Bin Laden’s Death – Cause for Celebration?


Osama bin Laden is dead. Americans are celebrating as if it were a football victory. The rest of the world? The rest of the world isn’t exactly sure. A commando team hunted a man down on Pakistani soil, assassinated him, then took the corpse with them and, shortly thereafter, buried it at sea. Zappzarapp!* Are they allowed to do that? That question has a lot to do with whether his death is a legitimate reason to party.

In any case, in the Western world he had always been something akin to the reincarnation of evil. But that same world is also characterized by the right to a fair trial, a legal sentence and a legitimate execution — perhaps even imprisonment for life. Where is the moral legitimacy? The answer to that could fill entire libraries.

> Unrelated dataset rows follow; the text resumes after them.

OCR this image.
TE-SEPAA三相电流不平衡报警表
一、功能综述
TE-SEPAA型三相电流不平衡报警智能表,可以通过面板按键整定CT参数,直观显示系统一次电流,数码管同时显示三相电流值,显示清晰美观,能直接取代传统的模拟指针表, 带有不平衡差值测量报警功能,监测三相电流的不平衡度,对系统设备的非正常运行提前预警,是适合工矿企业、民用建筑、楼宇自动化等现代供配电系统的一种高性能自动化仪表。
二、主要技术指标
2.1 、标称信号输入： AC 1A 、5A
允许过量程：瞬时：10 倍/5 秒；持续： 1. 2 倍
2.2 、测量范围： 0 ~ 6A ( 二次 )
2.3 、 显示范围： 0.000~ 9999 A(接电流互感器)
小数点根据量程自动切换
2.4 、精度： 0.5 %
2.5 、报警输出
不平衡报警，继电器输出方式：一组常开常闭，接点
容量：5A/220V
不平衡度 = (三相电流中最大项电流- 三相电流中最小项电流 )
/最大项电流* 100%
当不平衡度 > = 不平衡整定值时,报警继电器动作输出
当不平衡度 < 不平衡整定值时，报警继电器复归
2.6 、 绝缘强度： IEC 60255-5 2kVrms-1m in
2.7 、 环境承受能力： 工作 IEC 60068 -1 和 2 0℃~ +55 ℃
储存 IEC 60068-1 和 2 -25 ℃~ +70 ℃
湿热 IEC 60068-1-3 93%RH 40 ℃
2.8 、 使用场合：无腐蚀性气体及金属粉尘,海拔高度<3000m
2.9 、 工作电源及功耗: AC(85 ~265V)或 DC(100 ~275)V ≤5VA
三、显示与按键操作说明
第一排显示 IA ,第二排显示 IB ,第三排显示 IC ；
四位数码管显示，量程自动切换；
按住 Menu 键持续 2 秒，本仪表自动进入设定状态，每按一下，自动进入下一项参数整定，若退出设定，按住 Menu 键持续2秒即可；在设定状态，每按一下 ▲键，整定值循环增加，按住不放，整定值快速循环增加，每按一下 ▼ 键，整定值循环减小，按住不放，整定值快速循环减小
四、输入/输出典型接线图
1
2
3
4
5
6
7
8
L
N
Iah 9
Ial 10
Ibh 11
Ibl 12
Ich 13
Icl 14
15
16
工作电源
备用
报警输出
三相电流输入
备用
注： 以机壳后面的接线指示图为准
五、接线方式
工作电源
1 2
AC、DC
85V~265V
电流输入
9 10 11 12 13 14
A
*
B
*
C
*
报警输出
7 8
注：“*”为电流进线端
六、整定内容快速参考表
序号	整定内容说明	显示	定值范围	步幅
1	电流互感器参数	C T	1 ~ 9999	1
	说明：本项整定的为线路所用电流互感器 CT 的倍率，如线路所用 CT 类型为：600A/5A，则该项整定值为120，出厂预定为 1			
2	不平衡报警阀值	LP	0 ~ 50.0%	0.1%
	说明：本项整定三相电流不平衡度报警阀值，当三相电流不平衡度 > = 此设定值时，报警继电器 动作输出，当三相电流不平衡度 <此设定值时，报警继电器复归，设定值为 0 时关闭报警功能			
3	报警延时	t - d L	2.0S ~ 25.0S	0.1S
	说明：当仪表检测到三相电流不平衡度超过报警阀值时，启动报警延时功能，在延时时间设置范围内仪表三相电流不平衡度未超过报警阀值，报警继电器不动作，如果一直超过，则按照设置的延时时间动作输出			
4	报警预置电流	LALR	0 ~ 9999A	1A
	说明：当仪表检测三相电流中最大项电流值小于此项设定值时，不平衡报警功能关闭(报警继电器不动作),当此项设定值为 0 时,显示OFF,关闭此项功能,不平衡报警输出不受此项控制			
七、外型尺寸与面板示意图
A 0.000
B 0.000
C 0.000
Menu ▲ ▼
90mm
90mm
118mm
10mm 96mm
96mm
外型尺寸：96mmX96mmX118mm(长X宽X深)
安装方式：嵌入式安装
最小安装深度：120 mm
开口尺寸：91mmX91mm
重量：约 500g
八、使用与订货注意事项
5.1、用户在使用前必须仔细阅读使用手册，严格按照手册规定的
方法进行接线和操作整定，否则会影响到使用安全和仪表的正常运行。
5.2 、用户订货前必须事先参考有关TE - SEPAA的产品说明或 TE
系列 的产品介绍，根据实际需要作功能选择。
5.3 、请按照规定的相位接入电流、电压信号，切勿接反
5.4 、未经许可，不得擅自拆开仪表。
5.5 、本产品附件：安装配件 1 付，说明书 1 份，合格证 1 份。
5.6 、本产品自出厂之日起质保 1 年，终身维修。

Power Comes Out of the Barrel of a Gun

We have to accept that the U.S. military was simply in a position to gun bin Laden down. That it had not only the ability as well as the firepower to do so, but that nobody could slap their fingers for it afterwards. This approach shows that policy questions may always be traced back to the question of violence. Am I in a position to do this or that? Can I do it? If so, people often assume that I’m therefore permitted to do it as well.

If I have the power, then my connection to moral principles always involves a decision. And in that connection, there’s always the question of which moral principles I should choose. In his rhetorically grandiose commentary on bin Laden’s execution, Barack Obama left absolutely no doubt that he considered the killing to be perfectly justifiable on moral grounds.

Questions of Power and Morals Can Never Be Mutually Exclusive

Since the morals conceived and formulated have such different underpinnings, they appear to be almost arbitrary. Even the contrasting interpretations of the Sermon on the Mount give a sense of that. Thus in the relationship of morals to power, it seems the tools chosen determine the legitimacy or illegitimacy of what is done depending on which side you stand. In any case, it is still only a means of power.

Like so much else, that shouldn’t be a reason for complaint nor for celebration. But anyone who doesn’t wish to spend his life in doubt, feeling his way in the dark, has to make decisions: for or against this or that moral principle or for the flexibility of one’s connection to power. Those who drove through the streets of New York with the stars and stripes flying from the window of their cars following bin Laden’s death have made that decision. And that settles the question of whether we’re allowed to celebrate bin Laden’s death: It depends which side of the moral question we chose.

* Translator’s Note: This term seems to have been taken from Polish slang to describe things that have disappeared. It is used much like the term “abracadabra” or the phrase, “Now you see it, now you don’t.”